There are zero sequences on the JN.1.39 branch that have C5512T.

That's because they are placed to JN.1.33.

ryhisner commented 5 months ago

They don't have S:A67V either though. And even if that's the case, it still doesn't explain how there are hundreds of sequences with C5512T but without T111C, G2782T, or S:A67V.

aviczhl2 commented 5 months ago

They don't have S:A67V either though. And even if that's the case, it still doesn't explain how there are hundreds of sequences with C5512T but neither T111C nor A:S67V.

1:There is a JN.1+C5512T branch (which is where "hundreds of seqs" come from) 2:There is a JN.1+G2782T+T111C branch

3: There is a JN.1+T111C,G2782T,C5512T branch, and usher place them as JN.1+C5512T+G2782T,T111C.

3 is likely a recomb of 1 and 2, and if we don't consider recombs 3 shall more likely to be placed under 2.

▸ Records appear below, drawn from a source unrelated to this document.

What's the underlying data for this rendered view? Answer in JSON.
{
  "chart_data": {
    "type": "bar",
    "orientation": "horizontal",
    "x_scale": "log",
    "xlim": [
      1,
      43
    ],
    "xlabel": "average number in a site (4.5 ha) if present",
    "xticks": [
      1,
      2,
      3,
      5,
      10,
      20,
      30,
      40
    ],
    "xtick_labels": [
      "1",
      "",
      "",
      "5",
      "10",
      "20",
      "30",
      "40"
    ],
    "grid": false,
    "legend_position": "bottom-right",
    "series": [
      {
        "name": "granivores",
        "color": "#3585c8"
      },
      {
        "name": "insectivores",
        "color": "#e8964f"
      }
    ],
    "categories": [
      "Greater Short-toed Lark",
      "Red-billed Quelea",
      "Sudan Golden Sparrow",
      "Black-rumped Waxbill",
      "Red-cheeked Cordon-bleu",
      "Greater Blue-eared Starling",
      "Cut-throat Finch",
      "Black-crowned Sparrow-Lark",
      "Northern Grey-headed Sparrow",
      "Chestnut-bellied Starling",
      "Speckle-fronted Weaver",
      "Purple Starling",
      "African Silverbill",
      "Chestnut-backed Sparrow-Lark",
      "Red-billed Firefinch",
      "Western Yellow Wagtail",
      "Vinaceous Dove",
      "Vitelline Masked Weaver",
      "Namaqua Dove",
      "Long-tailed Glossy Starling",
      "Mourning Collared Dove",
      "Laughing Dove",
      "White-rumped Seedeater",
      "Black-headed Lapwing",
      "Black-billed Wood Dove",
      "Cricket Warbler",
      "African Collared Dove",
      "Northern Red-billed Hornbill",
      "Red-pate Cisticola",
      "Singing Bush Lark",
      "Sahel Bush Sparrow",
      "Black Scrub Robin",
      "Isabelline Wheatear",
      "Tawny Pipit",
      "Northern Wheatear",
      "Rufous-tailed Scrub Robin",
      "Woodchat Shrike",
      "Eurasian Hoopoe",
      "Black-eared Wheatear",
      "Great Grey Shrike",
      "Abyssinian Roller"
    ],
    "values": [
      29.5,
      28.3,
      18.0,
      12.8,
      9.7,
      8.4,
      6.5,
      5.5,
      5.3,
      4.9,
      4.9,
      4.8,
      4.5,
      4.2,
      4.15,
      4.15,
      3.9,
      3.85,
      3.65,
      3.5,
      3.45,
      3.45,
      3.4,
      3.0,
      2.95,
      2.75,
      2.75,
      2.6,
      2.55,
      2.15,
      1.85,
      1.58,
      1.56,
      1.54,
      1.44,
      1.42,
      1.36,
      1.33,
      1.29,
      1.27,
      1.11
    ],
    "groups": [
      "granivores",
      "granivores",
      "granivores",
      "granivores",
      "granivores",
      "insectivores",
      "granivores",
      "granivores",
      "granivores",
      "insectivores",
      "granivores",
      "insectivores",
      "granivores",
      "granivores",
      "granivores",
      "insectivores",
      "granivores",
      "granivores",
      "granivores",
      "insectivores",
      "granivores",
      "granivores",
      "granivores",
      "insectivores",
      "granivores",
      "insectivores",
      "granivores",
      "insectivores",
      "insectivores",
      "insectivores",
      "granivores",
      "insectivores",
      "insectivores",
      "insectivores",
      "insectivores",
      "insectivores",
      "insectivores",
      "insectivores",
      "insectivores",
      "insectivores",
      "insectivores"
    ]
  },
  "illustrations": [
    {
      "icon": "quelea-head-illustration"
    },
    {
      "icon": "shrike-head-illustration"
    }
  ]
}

4: S:A67V is a sub-branch of 3.

aviczhl2 commented 5 months ago

image

There is a large S:R346T branch under this now, also with an S:F456L sub-branch.

FedeGueli commented 5 months ago

image

There is a large S:R346T branch under this now, also with an S:F456L sub-branch.

it is branch 51 of https://github.com/sars-cov-2-variants/lineage-proposals/issues/1089

FedeGueli commented 5 months ago

the 456l branch with 1104L could be a recombinant ?

Over-There-Is commented 4 months ago

JN.1.33 has been redesignated as JN.1.39.3 now.